Sexual assault is the enforcement of any kind of sexual contact such as inappropriate touching, rape, and penetration of the mouth, genitals or anus, without the victim’s consent. Sexual assaults can be inflicted by a stranger, or a person known to you such as your husband, relative, friend or colleague.
Sexual assaults can have a mild to life-threatening effect on physical health, however, it always tends to have adverse effects on your mental health; the extremes being going into a permanent depression or development of mental disabilities.
Handling Sexual Assaults
If you or any of your acquaintances have been a victim of sexual assault, you need to educate yourself about the physical and psychological effects to help yourself or your loved ones out of the situation and motivate them to a normal, healthy life ahead.
To cope with the Physical Injuries
- If you have been sexually assaulted, and critically injured, find a safe place as soon as possible and immediately call The Rape and Sexual Abuse Support Centre nearest to your location, or just seek help by screaming or calling up the people in your neighborhood.
- If you are still able to walk, try your best to go to the local police station and file a case against the person or people concerned. Then, ask for their assistance in taking you to the nearest hospital.
- DO NOT take shower, wash or bath. Resist the urge to do clean yourself as it may remove any helpful evidences to support your complaint. In case of oral penetration, avoid drinking, eating, washing your mouth or brushing teeth.
- Avoid disrupting the scene of crime in any way. Get away from it as soon as possible to prevent any loss of plausible evidence.

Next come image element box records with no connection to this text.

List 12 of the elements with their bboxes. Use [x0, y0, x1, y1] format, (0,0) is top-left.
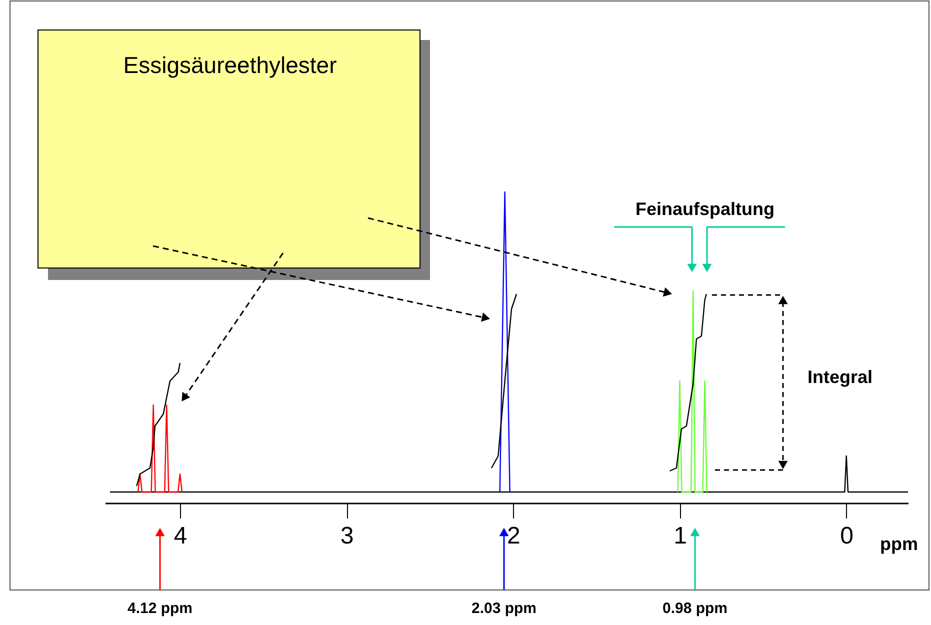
annotation: Integral	[807, 367, 873, 387]
text: 0.98 ppm	[662, 600, 728, 617]
annotation: Feinaufspaltung	[636, 199, 774, 219]
chart-title: Essigsäureethylester	[123, 52, 338, 78]
x-tick-label: 0	[840, 522, 854, 550]
x-tick-label: 3	[340, 522, 354, 550]
text: 2.03 ppm	[471, 600, 537, 617]
x-axis-title: ppm	[880, 534, 918, 554]
x-tick-label: 2	[506, 522, 520, 550]
text: 4.12 ppm	[127, 600, 193, 617]
x-tick-label: 1	[674, 522, 687, 550]
x-tick-label: 4	[174, 522, 188, 550]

To Cope with Mental Injuries
There are four phases a person may go through after a sexual assault:
This comprises of a combination of feelings such as that of disbelief and shock, disorientation, shame, guilt, numbness, extremities of behavioral outbursts and fear. Stay calm and seek emotional support from your friends and family.

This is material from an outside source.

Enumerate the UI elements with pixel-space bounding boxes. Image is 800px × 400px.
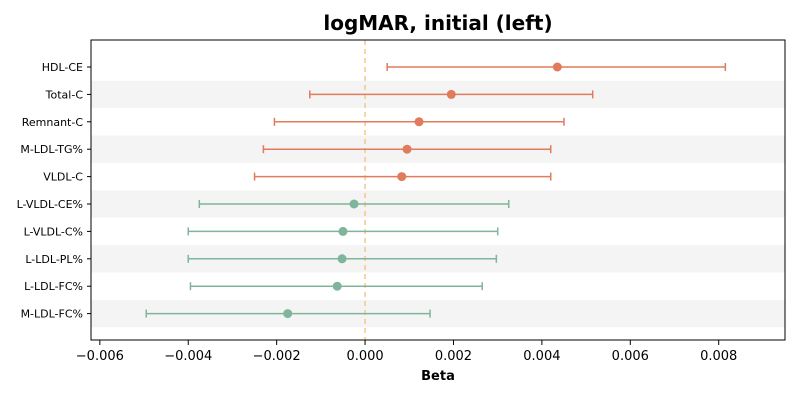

Some symptoms of this phase include severe disruption of normal life, refusal to talk about the assault, suffering from severe mood swings, irritability, and helplessness. Adjust to the realization that the incident has happened with you and it was not your fault.
Depression, fear, change in sleeping and eating patterns, loss of self esteem, and social withdrawal. You must endeavor to take control of your life and start participating in social events. The assault was inflicted upon you without your consent; hence you must not feel responsible for it.
Once you have reached this phase you are in safe zone. You will gradually learn to accept and succumb to a normal, routined life and regain your composure.
Sexual assaults are very agonizing to deal with. In this phase, a person needs mental assistance from their friends and family. Do not be depressed, instead search for ways to reshape your life and move on.